The sum of the residues of a meromorphic differential form on a compact Riemann surface is zero How can one see that the sum of the residues of a meromorphic function on a Riemann surface $
\Sigma_g$ of positive genus is always zero? This is not true for the Riemann sphere $\mathbb{CP}^1$.  
 A: I'm assuming that you meant residues of meromorphic differential forms; Mariano explained in a comment why talking about residues of a function on a Riemann surface is a bad idea.
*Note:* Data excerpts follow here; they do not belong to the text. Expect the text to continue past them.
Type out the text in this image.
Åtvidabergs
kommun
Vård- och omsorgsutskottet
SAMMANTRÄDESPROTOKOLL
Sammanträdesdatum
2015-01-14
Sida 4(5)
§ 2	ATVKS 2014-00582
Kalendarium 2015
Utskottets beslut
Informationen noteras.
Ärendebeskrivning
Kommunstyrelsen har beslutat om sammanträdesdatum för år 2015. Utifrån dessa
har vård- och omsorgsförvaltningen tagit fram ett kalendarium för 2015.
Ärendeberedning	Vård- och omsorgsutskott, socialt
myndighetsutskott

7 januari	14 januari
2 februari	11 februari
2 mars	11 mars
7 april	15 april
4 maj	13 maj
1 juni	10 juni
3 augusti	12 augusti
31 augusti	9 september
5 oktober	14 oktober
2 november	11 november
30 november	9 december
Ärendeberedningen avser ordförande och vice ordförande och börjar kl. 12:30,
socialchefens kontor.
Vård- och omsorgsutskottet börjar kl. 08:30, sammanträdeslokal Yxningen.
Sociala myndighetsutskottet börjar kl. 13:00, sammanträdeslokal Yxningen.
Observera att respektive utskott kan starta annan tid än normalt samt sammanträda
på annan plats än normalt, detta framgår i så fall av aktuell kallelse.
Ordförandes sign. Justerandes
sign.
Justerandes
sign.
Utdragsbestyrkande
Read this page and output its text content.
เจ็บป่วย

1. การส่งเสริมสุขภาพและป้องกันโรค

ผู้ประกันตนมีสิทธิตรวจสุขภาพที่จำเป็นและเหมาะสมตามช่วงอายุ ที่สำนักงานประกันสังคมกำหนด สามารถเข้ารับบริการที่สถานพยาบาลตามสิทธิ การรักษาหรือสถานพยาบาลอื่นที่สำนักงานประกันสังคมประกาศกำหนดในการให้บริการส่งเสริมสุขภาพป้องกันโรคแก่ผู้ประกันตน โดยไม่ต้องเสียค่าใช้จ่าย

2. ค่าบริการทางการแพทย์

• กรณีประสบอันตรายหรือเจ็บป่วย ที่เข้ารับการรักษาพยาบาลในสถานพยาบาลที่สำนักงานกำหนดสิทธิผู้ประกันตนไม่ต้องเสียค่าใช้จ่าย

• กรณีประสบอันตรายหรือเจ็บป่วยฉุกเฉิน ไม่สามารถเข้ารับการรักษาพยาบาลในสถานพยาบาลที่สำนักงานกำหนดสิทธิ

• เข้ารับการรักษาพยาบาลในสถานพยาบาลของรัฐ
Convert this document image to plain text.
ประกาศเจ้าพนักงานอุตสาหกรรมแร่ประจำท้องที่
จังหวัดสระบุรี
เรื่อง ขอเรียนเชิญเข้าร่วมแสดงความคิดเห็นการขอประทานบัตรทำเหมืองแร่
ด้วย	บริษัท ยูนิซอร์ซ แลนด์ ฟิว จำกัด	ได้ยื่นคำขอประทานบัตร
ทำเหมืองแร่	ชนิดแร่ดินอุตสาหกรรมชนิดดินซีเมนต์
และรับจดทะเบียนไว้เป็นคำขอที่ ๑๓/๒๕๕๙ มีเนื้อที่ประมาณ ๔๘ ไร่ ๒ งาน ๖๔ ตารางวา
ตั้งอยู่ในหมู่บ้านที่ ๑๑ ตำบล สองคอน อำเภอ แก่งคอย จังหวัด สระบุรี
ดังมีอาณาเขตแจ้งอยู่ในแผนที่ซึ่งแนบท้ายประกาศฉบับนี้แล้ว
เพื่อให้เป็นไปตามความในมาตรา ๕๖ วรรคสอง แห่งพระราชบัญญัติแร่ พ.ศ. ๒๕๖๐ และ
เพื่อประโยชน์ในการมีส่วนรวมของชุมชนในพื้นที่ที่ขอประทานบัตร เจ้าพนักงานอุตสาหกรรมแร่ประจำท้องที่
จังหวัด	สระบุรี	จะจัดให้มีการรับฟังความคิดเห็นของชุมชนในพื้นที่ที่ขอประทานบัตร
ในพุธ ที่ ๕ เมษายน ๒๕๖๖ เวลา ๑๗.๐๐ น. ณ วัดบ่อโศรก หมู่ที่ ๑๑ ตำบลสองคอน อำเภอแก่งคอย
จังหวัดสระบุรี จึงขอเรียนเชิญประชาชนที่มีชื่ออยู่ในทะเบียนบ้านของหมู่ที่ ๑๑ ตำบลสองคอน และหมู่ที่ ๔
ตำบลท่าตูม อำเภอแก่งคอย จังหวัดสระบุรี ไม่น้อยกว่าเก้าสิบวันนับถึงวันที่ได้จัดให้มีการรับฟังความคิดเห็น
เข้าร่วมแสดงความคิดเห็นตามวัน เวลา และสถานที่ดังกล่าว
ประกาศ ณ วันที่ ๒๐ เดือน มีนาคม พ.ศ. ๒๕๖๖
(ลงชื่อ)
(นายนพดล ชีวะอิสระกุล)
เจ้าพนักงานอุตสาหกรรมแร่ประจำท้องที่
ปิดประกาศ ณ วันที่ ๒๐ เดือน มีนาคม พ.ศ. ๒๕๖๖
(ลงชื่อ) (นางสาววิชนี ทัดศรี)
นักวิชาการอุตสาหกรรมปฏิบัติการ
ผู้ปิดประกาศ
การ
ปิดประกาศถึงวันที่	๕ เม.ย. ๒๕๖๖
Take for example $\omega=\mathrm dz/z$ on the Riemann sphere $\mathbf P^1$. What this means, by the way, is that I define $\omega$ in local coordinates on the chart $\mathbf P^1-\{\infty\}$ by $\omega=\mathrm dz/z$. Because of the isolated zeroes theorem, there is at most one form on $\mathbf P^1$ that coincides with $\mathrm dz/z$ on $\mathbf P^1-\{\infty\}$. To see that there is indeed such a form, you have to check that when you make a change of coordinates in $\mathrm dz/z$ to work in a chart around $\infty$, what you get is meromorphic. I choose the chart $\mathbf P^1-\{0\}$ with coordinate $w=1/z$; in that chart, the form is written $\omega=-\mathrm dw/w$ because $\mathrm dz=-\mathrm dw/w^2$. As you can see, $\mathrm{Res}_0(\omega)=1$ and $\mathrm{Res}_\infty(\omega)=-1$, so their sum is $0$.
Now, in general, take a compact Riemann surface $X$ and a meromorphic 1-form $\omega$ on $X$ with poles $p_1,\ldots,p_n$. Around each $p_i$, consider a small simple loop $\gamma_i$, and denote by $U_i$ the interior of the loop. Let $X'$ be the complement of $\bigcup_{i=1}^n U_i$ in $X$. The sum of the residues is
\begin{align}
\sum_{i=1}^n \mathrm{Res}_{p_i}(\omega)
&= \frac1{2i\pi}\sum_{i=1}^n \int_{\gamma_i}\omega\\
&= \frac1{2i\pi}\int_\gamma\omega
\end{align}
where $\gamma$ is the chain $\gamma_1+\cdots+\gamma_n$. Notice that the boundary of $X'$ is precisely $-\gamma$, so by Stokes' theorem you get
$$ \sum_{i=1}^n \mathrm{Res}_{p_i}(\omega)
= -\frac1{2i\pi}\iint_{X'}\mathrm d\omega.
$$
But $X'$ stays far away from the poles of $\omega$, so $\omega$ is holomorphic on a neighborhood of $X'$, hence $\mathrm d\omega=0$ on $X'$.